Diciendo esto, habían llegado a la sala baja, ordinariamente destinada a recibir, y doña Perfecta presentole a su hija.
Era Rosarito una muchacha de apariencia delicada y débil, que anunciaba inclinaciones a lo que los portugueses llaman saudades. En su rostro fino y puro se observaba la pastosidad nacarada que la mayor parte de los poetas atribuyen a sus heroínas, y sin cuyo barniz sentimental parece que ninguna Enriqueta y ninguna Julia pueden ser interesantes. Pero lo principal en Rosario era que tenía tal expresión de dulzura y modestia, que al verla no se echaban de menos las perfecciones de que carecía. No es esto decir que era fea; mas también es cierto que habría pasado por hiperbólico el que la llamara hermosa, dando a esta palabra su riguroso sentido.

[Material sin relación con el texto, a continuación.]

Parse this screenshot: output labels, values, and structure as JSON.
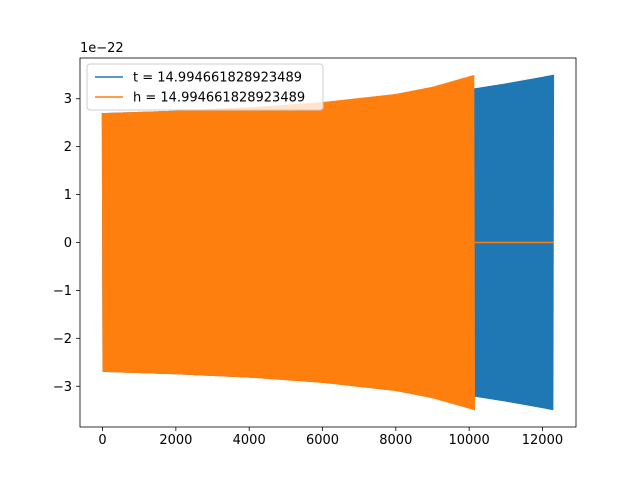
{
  "chart_data": {
    "type": "line",
    "title": "",
    "xlabel": "",
    "ylabel": "",
    "xlim": [
      -615,
      12915
    ],
    "ylim": [
      -3.85,
      3.85
    ],
    "y_scale_label": "1e−22",
    "xticks": [
      0,
      2000,
      4000,
      6000,
      8000,
      10000,
      12000
    ],
    "xtick_labels": [
      "0",
      "2000",
      "4000",
      "6000",
      "8000",
      "10000",
      "12000"
    ],
    "yticks": [
      -3,
      -2,
      -1,
      0,
      1,
      2,
      3
    ],
    "ytick_labels": [
      "−3",
      "−2",
      "−1",
      "0",
      "1",
      "2",
      "3"
    ],
    "grid": false,
    "legend_position": "upper-left",
    "series": [
      {
        "name": "t = 14.994661828923489",
        "color": "#1f77b4",
        "envelope_points": [
          {
            "x": 0,
            "amp": 2.7
          },
          {
            "x": 2000,
            "amp": 2.75
          },
          {
            "x": 4000,
            "amp": 2.82
          },
          {
            "x": 6000,
            "amp": 2.9
          },
          {
            "x": 8000,
            "amp": 3.02
          },
          {
            "x": 10000,
            "amp": 3.2
          },
          {
            "x": 11000,
            "amp": 3.32
          },
          {
            "x": 12300,
            "amp": 3.5
          }
        ],
        "x_end": 12300
      },
      {
        "name": "h = 14.994661828923489",
        "color": "#ff7f0e",
        "envelope_points": [
          {
            "x": 0,
            "amp": 2.7
          },
          {
            "x": 2000,
            "amp": 2.75
          },
          {
            "x": 4000,
            "amp": 2.82
          },
          {
            "x": 6000,
            "amp": 2.93
          },
          {
            "x": 8000,
            "amp": 3.1
          },
          {
            "x": 9000,
            "amp": 3.25
          },
          {
            "x": 10150,
            "amp": 3.5
          }
        ],
        "x_end": 10150,
        "zero_tail_end": 12300
      }
    ]
  }
}
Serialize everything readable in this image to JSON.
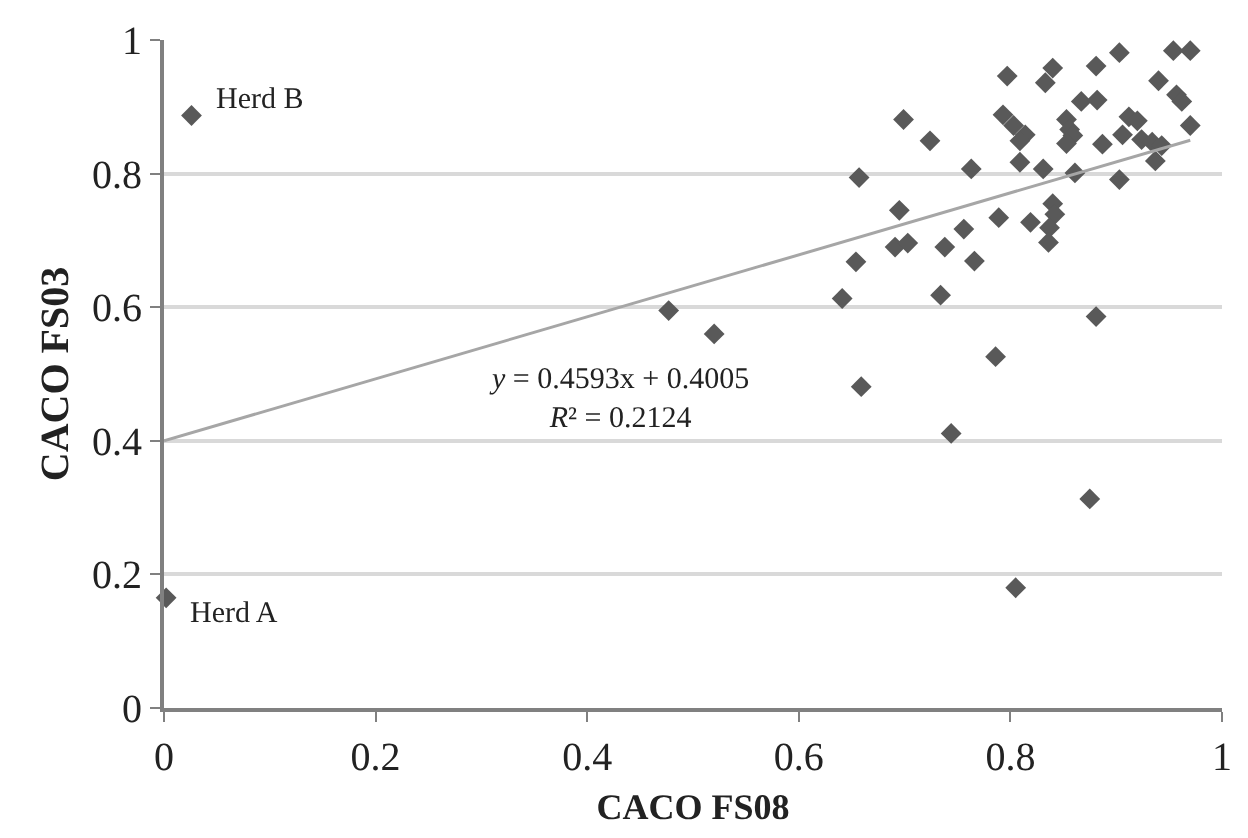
{
  "chart_data": {
    "type": "scatter",
    "xlabel": "CACO FS08",
    "ylabel": "CACO FS03",
    "xlim": [
      0,
      1
    ],
    "ylim": [
      0,
      1
    ],
    "xticks": [
      0,
      0.2,
      0.4,
      0.6,
      0.8,
      1
    ],
    "yticks": [
      0,
      0.2,
      0.4,
      0.6,
      0.8,
      1
    ],
    "grid": "y",
    "legend": false,
    "marker": "diamond",
    "annotations": [
      {
        "text": "Herd B",
        "x": 0.026,
        "y": 0.887
      },
      {
        "text": "Herd A",
        "x": 0.002,
        "y": 0.165
      },
      "y = 0.4593x + 0.4005\nR² = 0.2124"
    ],
    "series": [
      {
        "color": "#595959",
        "x": [
          0.026,
          0.002,
          0.797,
          0.84,
          0.833,
          0.881,
          0.903,
          0.954,
          0.97,
          0.94,
          0.957,
          0.962,
          0.867,
          0.882,
          0.699,
          0.793,
          0.803,
          0.814,
          0.809,
          0.853,
          0.856,
          0.859,
          0.853,
          0.912,
          0.92,
          0.906,
          0.924,
          0.934,
          0.943,
          0.97,
          0.887,
          0.724,
          0.763,
          0.809,
          0.831,
          0.861,
          0.937,
          0.903,
          0.657,
          0.695,
          0.84,
          0.842,
          0.837,
          0.836,
          0.789,
          0.819,
          0.756,
          0.738,
          0.766,
          0.691,
          0.703,
          0.654,
          0.641,
          0.734,
          0.477,
          0.52,
          0.881,
          0.786,
          0.659,
          0.744,
          0.875,
          0.805
        ],
        "values": [
          0.887,
          0.165,
          0.946,
          0.958,
          0.936,
          0.961,
          0.981,
          0.984,
          0.984,
          0.939,
          0.918,
          0.908,
          0.908,
          0.91,
          0.881,
          0.888,
          0.872,
          0.858,
          0.849,
          0.881,
          0.866,
          0.857,
          0.845,
          0.885,
          0.879,
          0.858,
          0.851,
          0.847,
          0.842,
          0.872,
          0.844,
          0.849,
          0.807,
          0.817,
          0.807,
          0.801,
          0.819,
          0.791,
          0.794,
          0.745,
          0.755,
          0.739,
          0.719,
          0.697,
          0.734,
          0.727,
          0.717,
          0.69,
          0.669,
          0.69,
          0.696,
          0.668,
          0.613,
          0.618,
          0.595,
          0.56,
          0.586,
          0.526,
          0.481,
          0.411,
          0.313,
          0.18
        ]
      },
      {
        "type": "line",
        "marker": "none",
        "color": "#a6a6a6",
        "x": [
          0,
          0.97
        ],
        "values": [
          0.4,
          0.85
        ]
      }
    ]
  }
}
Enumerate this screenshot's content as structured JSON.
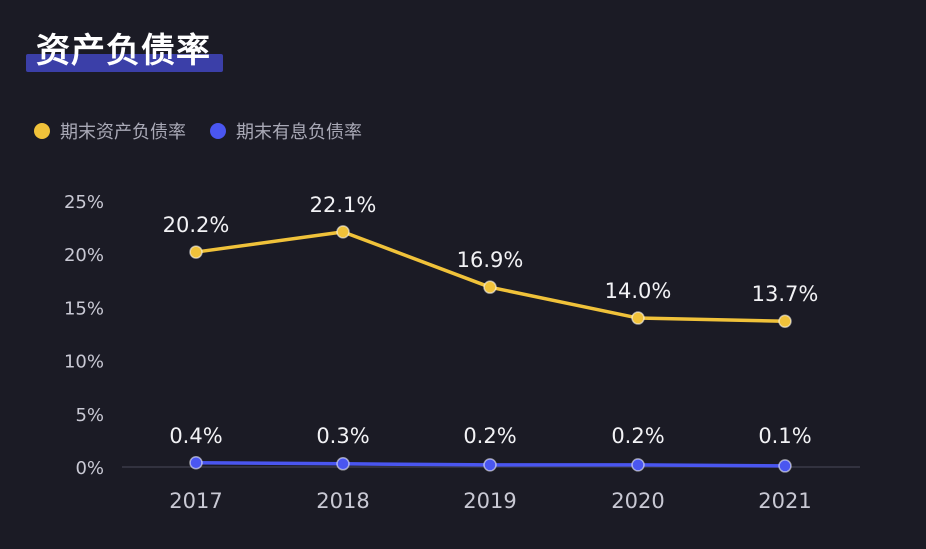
{
  "title": "资产负债率",
  "colors": {
    "background": "#1b1b25",
    "title_highlight": "#3b3fa8",
    "series_1": "#f0c23a",
    "series_2": "#4a56f0"
  },
  "legend": [
    {
      "name": "期末资产负债率",
      "color": "#f0c23a"
    },
    {
      "name": "期末有息负债率",
      "color": "#4a56f0"
    }
  ],
  "chart_data": {
    "type": "line",
    "title": "资产负债率",
    "x": [
      "2017",
      "2018",
      "2019",
      "2020",
      "2021"
    ],
    "y_ticks": [
      "0%",
      "5%",
      "10%",
      "15%",
      "20%",
      "25%"
    ],
    "ylim": [
      0,
      25
    ],
    "grid": false,
    "legend_position": "top-left",
    "series": [
      {
        "name": "期末资产负债率",
        "color": "#f0c23a",
        "values": [
          20.2,
          22.1,
          16.9,
          14.0,
          13.7
        ],
        "labels": [
          "20.2%",
          "22.1%",
          "16.9%",
          "14.0%",
          "13.7%"
        ]
      },
      {
        "name": "期末有息负债率",
        "color": "#4a56f0",
        "values": [
          0.4,
          0.3,
          0.2,
          0.2,
          0.1
        ],
        "labels": [
          "0.4%",
          "0.3%",
          "0.2%",
          "0.2%",
          "0.1%"
        ]
      }
    ]
  }
}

La hermosura real de la niña de doña Perfecta consistía en una especie de transparencia, prescindiendo del nácar, del alabastro, del marfil y demás materias usadas en la composición descriptiva de los rostros humanos, una especie de transparencia, digo, por la cual todas las honduras de su alma se veían claramente; honduras no cavernosas y horribles como las del mar, sino como las de un manso y claro río. Pero allí faltaba materia para que la persona fuese completa: faltaba cauce, faltaban orillas. El vasto caudal de su espíritu se desbordaba, amenazando devorar las estrechas riberas.
Al ser saludada por su primo, se puso como la grana y sólo pronunció algunas palabras torpes.
-Estarás desmayado -dijo doña Perfecta a su sobrino-. Ahora mismo te daremos de almorzar.
-Con permiso de Vd. -repuso el viajero-, voy a quitarme el polvo del camino.
-Muy bien pensado -dijo la señora- Rosario, lleva a tu primo al cuarto que le hemos preparado. Despáchate pronto, sobrino. Voy a dar mis órdenes.
Rosario llevó a su primo a una hermosa habitación situada en el piso bajo. Desde que puso el pie dentro de ella, Pepe reconoció en todos los detalles de la vivienda la mano diligente y cariñosa de una mujer. Todo estaba puesto con arte singular, y el aseo y frescura de cuanto allí había convidaban a reposar en tan hermoso nido. El huésped reparó minuciosidades que le hicieron reír.
-Aquí tienes la campanilla -dijo Rosarito, tomando el cordón de ella, cuya borla caía sobre la cabecera del lecho-. No tienes más que alargar la mano. La mesa de escribir está puesta de modo que recibas la luz por la izquierda... Mira, en esta cesta echarás los papeles rotos... ¿Tú fumas?
-Tengo esa desgracia -repuso Pepe, sonriendo.
-Pues aquí puedes echar las puntas de cigarro -dijo ella, tocando con la punta del pie un mueble de latón dorado lleno de arena-. No hay cosa más fea que ver el suelo lleno de colillas de cigarro... Mira el lavabo... Para la ropa tienes un ropero y una cómoda... Creo que la relojera está mal aquí y se te debe poner junto a la cama... Si te molesta la luz no tienes más que correr el transparente tirando de la cuerda... ¿ves?... risch...
Pepe estaba encantado.
Rosarito abrió una ventana.
-Mira -dijo-, esta ventana da a la huerta. Por aquí entra el sol de tarde. Aquí tenemos colgada la jaula de un canario, que canta como un loco. Si te molesta la quitaremos.